The local authority has said there is no evidence I have a formal top-up agreement in place with the care home. Given that my mother was not assessed until Tuesday and the rest of the week has been given over to fielding refusals from the local authority to consider our choice of setting, there has been no opportunity to put the deferred payment agreement in place - and I believe this is not formally carried out until a mandate exists for admission.

The local authority has said that will not enter into a deferred payment agreement with me as a third party.

The local authority has instructed me to send details of the asset to them for scrutiny. Given that it is a private arrangement between myself and the provider I'm struggling to see how the local authority can demand information on a third party's property when they have already said they will not consider the property as collateral if entering into a topup agreement.

By the end of last week I felt the dialogue was verging on harassment and I feel it has caused the very delay we have all been seeking to avoid. I'm thoroughly exhausted and finding it hard to continue.

They haven't even got my mother's name right, they appear to be using another client's name.
 

Dave63

Registered User
Apr 13, 2022
520
0
Hi @AnneF

The third party top up and particularly the deferred payment side of things seems to be the sticking point. Would it be worth getting some legal advice, if only to ensure that your understanding of the third party deferred payment aspect is correct?

I've never had any involvement with Solicitors for the Elderly but I've seen them mentioned a few times here on the forum.

 

AnneF

Registered User
Jul 13, 2023
152
0
Hi @AnneF

The third party top up and particularly the deferred payment side of things seems to be the sticking point. Would it be worth getting some legal advice, if only to ensure that your understanding of the third party deferred payment aspect is correct?

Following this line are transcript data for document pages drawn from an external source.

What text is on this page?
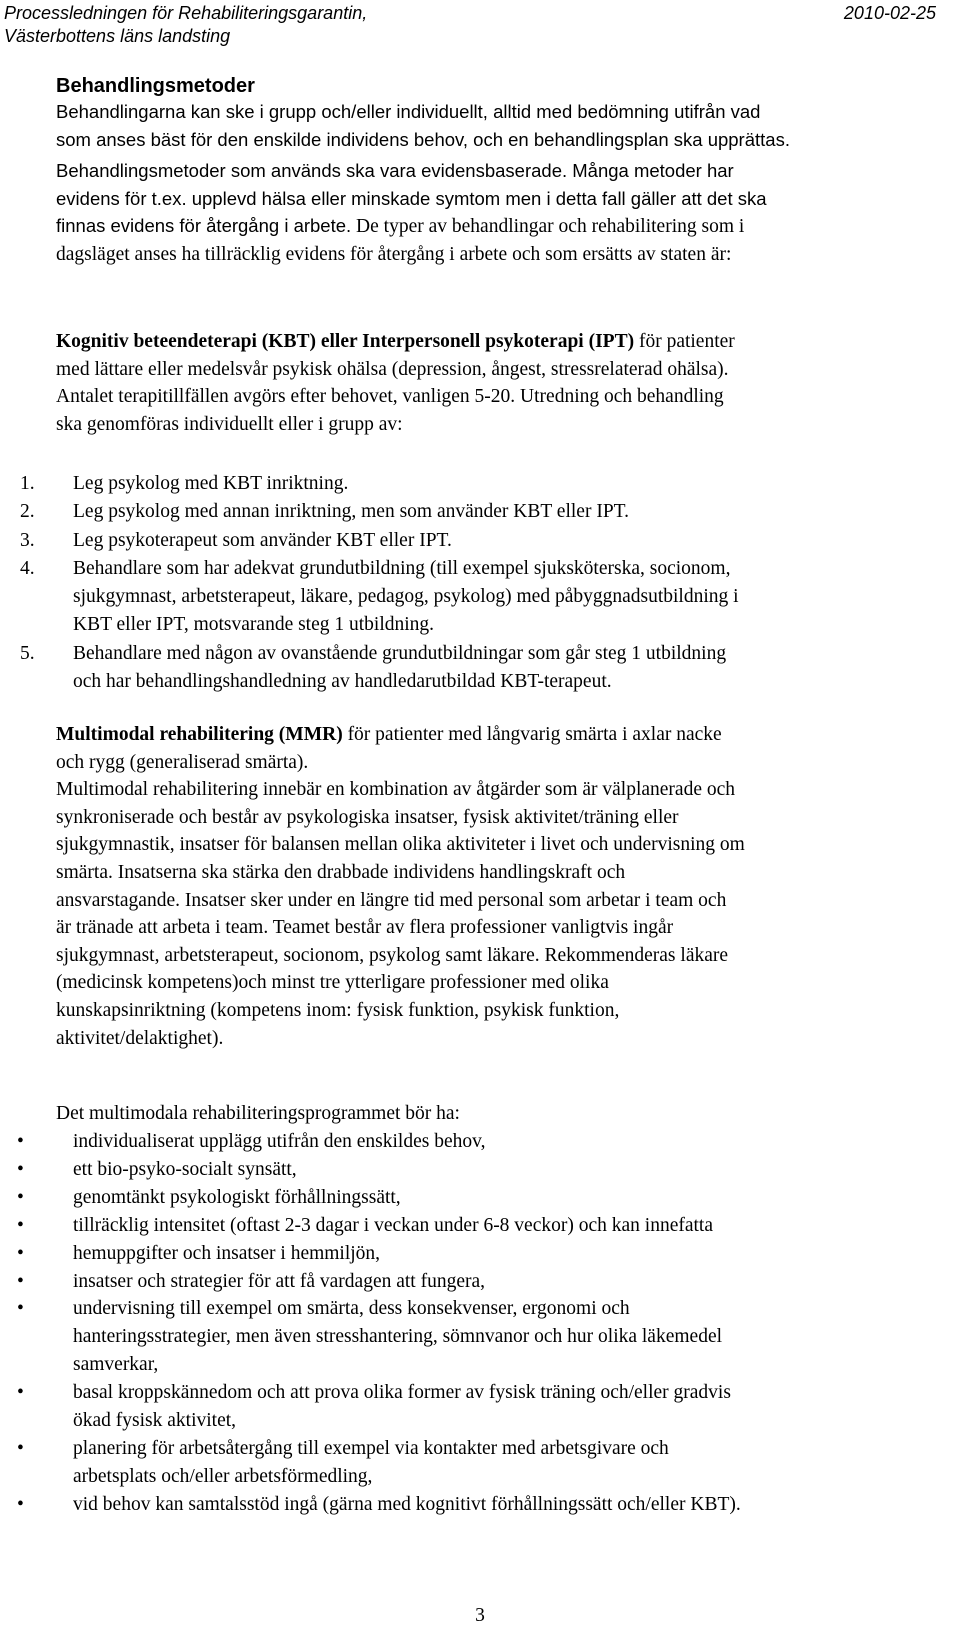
Processledningen för Rehabiliteringsgarantin,
Västerbottens läns landsting
2010-02-25
Behandlingsmetoder
Behandlingarna kan ske i grupp och/eller individuellt, alltid med bedömning utifrån vad
som anses bäst för den enskilde individens behov, och en behandlingsplan ska upprättas.
Behandlingsmetoder som används ska vara evidensbaserade. Många metoder har
evidens för t.ex. upplevd hälsa eller minskade symtom men i detta fall gäller att det ska
finnas evidens för återgång i arbete. De typer av behandlingar och rehabilitering som i
dagsläget anses ha tillräcklig evidens för återgång i arbete och som ersätts av staten är:
Kognitiv beteendeterapi (KBT) eller Interpersonell psykoterapi (IPT) för patienter
med lättare eller medelsvår psykisk ohälsa (depression, ångest, stressrelaterad ohälsa).
Antalet terapitillfällen avgörs efter behovet, vanligen 5-20. Utredning och behandling
ska genomföras individuellt eller i grupp av:
1. Leg psykolog med KBT inriktning.
2. Leg psykolog med annan inriktning, men som använder KBT eller IPT.
3. Leg psykoterapeut som använder KBT eller IPT.
4. Behandlare som har adekvat grundutbildning (till exempel sjuksköterska, socionom,
sjukgymnast, arbetsterapeut, läkare, pedagog, psykolog) med påbyggnadsutbildning i
KBT eller IPT, motsvarande steg 1 utbildning.
5. Behandlare med någon av ovanstående grundutbildningar som går steg 1 utbildning
och har behandlingshandledning av handledarutbildad KBT-terapeut.
Multimodal rehabilitering (MMR) för patienter med långvarig smärta i axlar nacke
och rygg (generaliserad smärta).
Multimodal rehabilitering innebär en kombination av åtgärder som är välplanerade och
synkroniserade och består av psykologiska insatser, fysisk aktivitet/träning eller
sjukgymnastik, insatser för balansen mellan olika aktiviteter i livet och undervisning om
smärta. Insatserna ska stärka den drabbade individens handlingskraft och
ansvarstagande. Insatser sker under en längre tid med personal som arbetar i team och
är tränade att arbeta i team. Teamet består av flera professioner vanligtvis ingår
sjukgymnast, arbetsterapeut, socionom, psykolog samt läkare. Rekommenderas läkare
(medicinsk kompetens)och minst tre ytterligare professioner med olika
kunskapsinriktning (kompetens inom: fysisk funktion, psykisk funktion,
aktivitet/delaktighet).
Det multimodala rehabiliteringsprogrammet bör ha:
•	individualiserat upplägg utifrån den enskildes behov,
•	ett bio-psyko-socialt synsätt,
•	genomtänkt psykologiskt förhållningssätt,
•	tillräcklig intensitet (oftast 2-3 dagar i veckan under 6-8 veckor) och kan innefatta
•	hemuppgifter och insatser i hemmiljön,
•	insatser och strategier för att få vardagen att fungera,
•	undervisning till exempel om smärta, dess konsekvenser, ergonomi och
hanteringsstrategier, men även stresshantering, sömnvanor och hur olika läkemedel
samverkar,
•	basal kroppskännedom och att prova olika former av fysisk träning och/eller gradvis
ökad fysisk aktivitet,
•	planering för arbetsåtergång till exempel via kontakter med arbetsgivare och
arbetsplats och/eller arbetsförmedling,
•	vid behov kan samtalsstöd ingå (gärna med kognitivt förhållningssätt och/eller KBT).
3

I've never had any involvement with Solicitors for the Elderly but I've seen them mentioned a few times here on the forum.

Thank you very much for the link @Dave63 , I'll have a good look at that.

From what I've seen by talking to care homes in general, it's quite common for a deferred payment agreement to be entered into - either with the local authority (if the property is owned by the client) or with a third party paying topups in which case the agreement is entered into directly with the care home. It's the process the care home recommended to me during our meeting and it would be done through their head office. As it is a private arrangement I don't think the local authority can consider it a sticking point as it is technically none of their business.